In a unexpected public demonstration of rare AI expertise by the art world, a recent review by the Guardian art critic opined that a portrait of HM Queen Elizabeth II by AI artist Ai-Da “fails to meet the Turing test” (sic) though we are unclear what version of the Turing test he is referring to since the reviewer was only looking at one piece and already knew the piece in question was done by an AI before correctly guessing that it was done by an AI.
He went on to say:
“This delusion works by deliberately ignoring the huge gap between the current state of machine learning and the dream of true AI, which would pass the Turing test and match the complexity of the human mind. Ai-Da is not an artist because she – or rather it – has no independent consciousness.”

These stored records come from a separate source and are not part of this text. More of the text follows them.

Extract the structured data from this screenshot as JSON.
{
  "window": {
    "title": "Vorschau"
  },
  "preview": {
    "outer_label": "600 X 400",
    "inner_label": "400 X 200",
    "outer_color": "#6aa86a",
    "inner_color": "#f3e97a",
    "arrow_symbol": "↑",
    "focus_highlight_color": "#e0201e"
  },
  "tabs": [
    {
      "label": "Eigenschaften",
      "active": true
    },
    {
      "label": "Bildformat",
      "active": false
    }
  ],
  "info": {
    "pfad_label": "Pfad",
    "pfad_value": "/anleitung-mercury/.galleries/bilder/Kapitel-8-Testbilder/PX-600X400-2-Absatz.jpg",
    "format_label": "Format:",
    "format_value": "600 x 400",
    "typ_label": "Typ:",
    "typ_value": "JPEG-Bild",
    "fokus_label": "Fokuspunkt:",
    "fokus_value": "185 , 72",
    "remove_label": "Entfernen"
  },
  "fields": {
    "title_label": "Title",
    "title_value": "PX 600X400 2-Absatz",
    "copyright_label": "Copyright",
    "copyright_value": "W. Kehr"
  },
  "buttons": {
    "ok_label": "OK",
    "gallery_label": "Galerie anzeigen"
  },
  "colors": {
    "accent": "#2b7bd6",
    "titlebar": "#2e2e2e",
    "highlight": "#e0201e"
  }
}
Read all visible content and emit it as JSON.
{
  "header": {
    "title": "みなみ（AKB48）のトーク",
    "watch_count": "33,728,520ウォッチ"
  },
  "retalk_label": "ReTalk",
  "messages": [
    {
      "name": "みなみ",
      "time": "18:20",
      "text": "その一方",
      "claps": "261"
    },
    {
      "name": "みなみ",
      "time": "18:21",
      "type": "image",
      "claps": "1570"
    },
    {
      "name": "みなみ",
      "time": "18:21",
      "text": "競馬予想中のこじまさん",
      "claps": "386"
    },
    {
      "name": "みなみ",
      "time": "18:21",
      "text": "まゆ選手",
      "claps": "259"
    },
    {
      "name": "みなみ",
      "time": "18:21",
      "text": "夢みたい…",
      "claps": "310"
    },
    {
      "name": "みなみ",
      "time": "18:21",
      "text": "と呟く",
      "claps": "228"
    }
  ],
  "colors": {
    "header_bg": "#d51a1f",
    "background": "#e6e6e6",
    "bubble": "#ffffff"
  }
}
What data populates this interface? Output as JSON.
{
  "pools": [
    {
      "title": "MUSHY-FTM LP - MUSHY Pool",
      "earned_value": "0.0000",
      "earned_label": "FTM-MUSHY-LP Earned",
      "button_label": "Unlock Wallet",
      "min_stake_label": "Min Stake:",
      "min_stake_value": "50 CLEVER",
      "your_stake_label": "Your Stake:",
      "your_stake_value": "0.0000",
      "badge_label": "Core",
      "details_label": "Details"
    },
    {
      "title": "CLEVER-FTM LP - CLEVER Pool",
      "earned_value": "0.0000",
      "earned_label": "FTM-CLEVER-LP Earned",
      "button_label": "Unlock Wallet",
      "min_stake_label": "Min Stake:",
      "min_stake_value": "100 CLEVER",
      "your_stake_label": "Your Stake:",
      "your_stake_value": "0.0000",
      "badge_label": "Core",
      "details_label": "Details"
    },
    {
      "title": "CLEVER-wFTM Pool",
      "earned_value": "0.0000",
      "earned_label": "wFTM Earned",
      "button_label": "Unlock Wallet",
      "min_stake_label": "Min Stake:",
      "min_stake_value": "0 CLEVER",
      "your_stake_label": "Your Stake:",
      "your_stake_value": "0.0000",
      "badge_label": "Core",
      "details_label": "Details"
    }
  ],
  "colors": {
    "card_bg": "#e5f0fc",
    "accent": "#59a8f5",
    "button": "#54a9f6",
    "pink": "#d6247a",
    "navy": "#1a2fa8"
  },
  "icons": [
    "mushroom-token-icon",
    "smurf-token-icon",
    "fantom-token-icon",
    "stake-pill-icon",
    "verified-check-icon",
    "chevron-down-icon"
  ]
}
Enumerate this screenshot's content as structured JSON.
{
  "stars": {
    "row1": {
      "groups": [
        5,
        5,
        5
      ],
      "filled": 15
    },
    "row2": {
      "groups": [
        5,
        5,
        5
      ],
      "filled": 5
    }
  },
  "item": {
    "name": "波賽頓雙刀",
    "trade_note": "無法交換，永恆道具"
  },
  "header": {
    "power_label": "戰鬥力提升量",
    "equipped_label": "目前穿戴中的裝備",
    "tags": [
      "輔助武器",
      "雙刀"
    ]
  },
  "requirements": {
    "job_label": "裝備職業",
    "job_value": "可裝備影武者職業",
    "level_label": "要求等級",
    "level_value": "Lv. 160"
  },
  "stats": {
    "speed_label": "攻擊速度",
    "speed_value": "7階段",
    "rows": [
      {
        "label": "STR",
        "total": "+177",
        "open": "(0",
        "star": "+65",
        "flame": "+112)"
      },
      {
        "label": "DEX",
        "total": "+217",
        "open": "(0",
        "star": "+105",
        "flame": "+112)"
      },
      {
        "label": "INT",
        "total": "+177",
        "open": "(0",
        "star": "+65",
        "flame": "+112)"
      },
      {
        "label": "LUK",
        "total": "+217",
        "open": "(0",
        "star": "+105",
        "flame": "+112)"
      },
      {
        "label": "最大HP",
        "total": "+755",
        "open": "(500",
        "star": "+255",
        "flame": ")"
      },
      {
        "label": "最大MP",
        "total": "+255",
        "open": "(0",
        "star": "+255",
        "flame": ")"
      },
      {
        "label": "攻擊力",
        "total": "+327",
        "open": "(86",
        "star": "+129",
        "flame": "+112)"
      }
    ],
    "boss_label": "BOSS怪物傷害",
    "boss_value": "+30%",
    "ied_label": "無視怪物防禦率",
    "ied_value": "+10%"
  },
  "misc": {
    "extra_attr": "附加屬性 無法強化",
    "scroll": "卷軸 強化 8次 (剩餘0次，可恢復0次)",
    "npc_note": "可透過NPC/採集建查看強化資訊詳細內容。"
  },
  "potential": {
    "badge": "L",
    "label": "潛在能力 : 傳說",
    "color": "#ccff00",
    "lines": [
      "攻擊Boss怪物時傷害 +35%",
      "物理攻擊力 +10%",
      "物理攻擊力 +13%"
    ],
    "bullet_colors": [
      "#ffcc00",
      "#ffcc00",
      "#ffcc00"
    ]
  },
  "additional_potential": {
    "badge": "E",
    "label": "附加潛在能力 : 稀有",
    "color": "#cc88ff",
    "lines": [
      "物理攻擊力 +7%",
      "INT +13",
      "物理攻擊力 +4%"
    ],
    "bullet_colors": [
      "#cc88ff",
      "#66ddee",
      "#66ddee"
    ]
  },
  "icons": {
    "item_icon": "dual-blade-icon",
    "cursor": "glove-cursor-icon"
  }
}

Whilst we are doubtless completely comfortable that the critic in question doesn’t LIKE the piece, it would be interesting to see if he could actually follow a Turing-like protocol and point out the human artist in a blind review of human- vs AI-generated pieces. We think it would be fun to watch – like trying to distinguish pictures of real faces or human text from AI generated ones.
Its unclear whether the Guardian critic really dislikes Ai-Da’s style or is uncomfortable that last month, she held her first solo exhibition at the 2022 Venice Biennale.
When asked for comment about the Critics knowledge of AI, Ai-Da apparently smiled and said he had failed the Turing Test as he did not give a convincing impression of being intelligent, at least not on this particular topic.